Verses 67-79 are Zechariah’s song, described as a prophecy (1:67). Sprinkled with references from the Scriptures he knew so well, Zechariah gives praise to God for this way in which this event answers so many of His promises. The last few verses of the song give the purpose of John the Baptizer’s mission:
- Prepare the way for the Messiah (1:76)
- Give people knowledge of salvation and forgiveness (1:77)
- Proclaim the coming of the Messsiah who will guide our feet to peace (1:78-79)
The beauty of verses 78-79 is hard to look away from. Verse 80 is a bit of a mystery in some ways. When did John go out into the wilderness? It doesn’t really matter. John fades from the picture now in the shadow of the other couple experiencing a miraculous pregnancy.

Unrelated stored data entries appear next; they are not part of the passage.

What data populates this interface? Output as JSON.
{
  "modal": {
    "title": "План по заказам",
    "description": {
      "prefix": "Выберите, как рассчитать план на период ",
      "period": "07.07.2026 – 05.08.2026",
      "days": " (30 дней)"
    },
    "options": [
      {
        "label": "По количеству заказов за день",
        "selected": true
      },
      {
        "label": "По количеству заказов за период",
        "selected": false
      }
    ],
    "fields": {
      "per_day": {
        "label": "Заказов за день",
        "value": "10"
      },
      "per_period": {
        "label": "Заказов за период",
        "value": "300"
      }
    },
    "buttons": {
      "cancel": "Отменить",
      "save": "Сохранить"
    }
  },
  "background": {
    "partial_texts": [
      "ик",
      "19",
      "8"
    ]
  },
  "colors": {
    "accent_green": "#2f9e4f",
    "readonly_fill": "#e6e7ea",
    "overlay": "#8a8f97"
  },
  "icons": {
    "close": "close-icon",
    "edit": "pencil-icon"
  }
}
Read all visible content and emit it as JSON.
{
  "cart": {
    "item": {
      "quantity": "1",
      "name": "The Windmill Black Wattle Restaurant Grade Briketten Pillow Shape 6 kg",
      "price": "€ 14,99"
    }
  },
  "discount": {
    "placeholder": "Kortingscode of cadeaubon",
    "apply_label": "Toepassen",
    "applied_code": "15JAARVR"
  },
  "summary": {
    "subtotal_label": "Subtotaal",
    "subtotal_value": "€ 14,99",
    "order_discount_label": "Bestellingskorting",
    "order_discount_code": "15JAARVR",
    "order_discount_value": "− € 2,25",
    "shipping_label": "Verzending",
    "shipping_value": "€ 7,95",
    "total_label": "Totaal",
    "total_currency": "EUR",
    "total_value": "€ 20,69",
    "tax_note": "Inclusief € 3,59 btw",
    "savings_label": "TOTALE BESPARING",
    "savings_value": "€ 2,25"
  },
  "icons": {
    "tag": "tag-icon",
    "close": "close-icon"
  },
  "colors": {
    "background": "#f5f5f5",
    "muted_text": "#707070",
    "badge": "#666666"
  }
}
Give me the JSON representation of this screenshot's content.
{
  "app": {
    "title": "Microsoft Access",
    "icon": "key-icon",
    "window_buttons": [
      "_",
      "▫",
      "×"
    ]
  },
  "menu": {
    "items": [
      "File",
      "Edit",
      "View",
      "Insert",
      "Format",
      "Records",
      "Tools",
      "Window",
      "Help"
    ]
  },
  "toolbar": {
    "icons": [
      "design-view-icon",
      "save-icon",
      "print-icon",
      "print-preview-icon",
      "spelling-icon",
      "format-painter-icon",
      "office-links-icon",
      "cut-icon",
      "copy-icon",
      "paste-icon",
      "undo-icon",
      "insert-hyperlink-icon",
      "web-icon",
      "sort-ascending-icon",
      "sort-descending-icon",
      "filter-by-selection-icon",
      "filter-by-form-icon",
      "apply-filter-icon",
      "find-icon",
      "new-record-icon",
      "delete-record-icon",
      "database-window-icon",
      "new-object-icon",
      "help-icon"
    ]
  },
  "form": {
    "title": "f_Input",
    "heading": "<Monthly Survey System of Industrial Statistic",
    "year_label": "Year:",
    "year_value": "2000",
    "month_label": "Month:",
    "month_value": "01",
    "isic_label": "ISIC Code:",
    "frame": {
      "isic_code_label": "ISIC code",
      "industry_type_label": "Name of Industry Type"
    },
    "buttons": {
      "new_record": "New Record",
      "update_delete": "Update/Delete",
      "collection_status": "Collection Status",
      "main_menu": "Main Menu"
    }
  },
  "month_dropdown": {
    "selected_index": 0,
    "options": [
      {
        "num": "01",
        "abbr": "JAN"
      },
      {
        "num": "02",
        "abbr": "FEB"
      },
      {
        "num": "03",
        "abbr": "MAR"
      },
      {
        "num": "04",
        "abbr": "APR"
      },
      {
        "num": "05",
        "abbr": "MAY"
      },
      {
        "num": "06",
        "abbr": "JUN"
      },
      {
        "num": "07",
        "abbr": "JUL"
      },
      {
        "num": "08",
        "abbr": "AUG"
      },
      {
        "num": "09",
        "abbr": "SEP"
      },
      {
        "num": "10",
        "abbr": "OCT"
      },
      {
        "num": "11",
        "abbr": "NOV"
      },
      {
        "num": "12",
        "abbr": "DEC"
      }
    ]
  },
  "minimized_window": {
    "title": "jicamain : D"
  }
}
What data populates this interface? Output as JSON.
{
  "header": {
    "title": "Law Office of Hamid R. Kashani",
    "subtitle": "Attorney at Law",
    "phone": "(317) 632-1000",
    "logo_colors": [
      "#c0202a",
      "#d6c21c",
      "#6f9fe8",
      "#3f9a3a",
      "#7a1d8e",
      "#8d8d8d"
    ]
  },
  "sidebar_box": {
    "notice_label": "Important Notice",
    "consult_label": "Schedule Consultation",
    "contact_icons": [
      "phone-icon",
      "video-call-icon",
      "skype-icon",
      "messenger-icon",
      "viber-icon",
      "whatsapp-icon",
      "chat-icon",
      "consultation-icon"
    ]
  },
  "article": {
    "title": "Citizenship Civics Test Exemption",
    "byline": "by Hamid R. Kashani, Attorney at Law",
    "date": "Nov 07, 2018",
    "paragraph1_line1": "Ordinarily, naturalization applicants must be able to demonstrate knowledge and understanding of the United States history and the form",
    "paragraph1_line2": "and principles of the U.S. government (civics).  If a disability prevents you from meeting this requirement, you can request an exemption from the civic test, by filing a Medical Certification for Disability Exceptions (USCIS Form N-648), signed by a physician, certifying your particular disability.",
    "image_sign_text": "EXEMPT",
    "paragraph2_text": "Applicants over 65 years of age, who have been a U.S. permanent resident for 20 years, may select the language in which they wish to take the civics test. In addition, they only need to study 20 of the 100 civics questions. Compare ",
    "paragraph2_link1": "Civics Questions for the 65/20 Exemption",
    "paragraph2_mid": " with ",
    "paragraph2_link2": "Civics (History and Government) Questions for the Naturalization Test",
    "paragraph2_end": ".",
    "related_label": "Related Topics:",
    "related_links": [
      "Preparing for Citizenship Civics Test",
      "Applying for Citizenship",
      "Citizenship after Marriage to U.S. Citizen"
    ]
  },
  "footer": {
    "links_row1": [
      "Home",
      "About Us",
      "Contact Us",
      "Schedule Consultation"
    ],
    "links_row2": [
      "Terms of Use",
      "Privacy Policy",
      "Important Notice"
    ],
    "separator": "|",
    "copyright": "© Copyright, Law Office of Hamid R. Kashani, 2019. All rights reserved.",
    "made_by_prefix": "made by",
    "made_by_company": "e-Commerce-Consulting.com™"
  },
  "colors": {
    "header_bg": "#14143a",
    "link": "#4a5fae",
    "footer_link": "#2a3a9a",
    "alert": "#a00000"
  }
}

Since so much of this text is about John the Baptizer, it might be tempting to the preacher to focus on his life. But we should, please, let’s let this be Zechariah’s shining moment. He encountered Gabriel! He fathered a child in his old age! He suffered through months of silence! What kind of song would you sing if you had been silent for nine months? What kind of restlessness would you experience in the limiting of conversation? How miserable would it be to want to say comforting words to a discomforted wife, but to be unable? What frustration might you feel if you couldn’t do the work for God that you wanted to do?
Whatever restlessness, misery, discomfort, frustration we might experience in the Christmas Rush, one thing is for sure. The One we worship and adore has come to “guide our feet into the way of peace” (1:79). Zechariah, Elizabeth, and John were near to His coming and watchful for the moment. Are we watching for His return?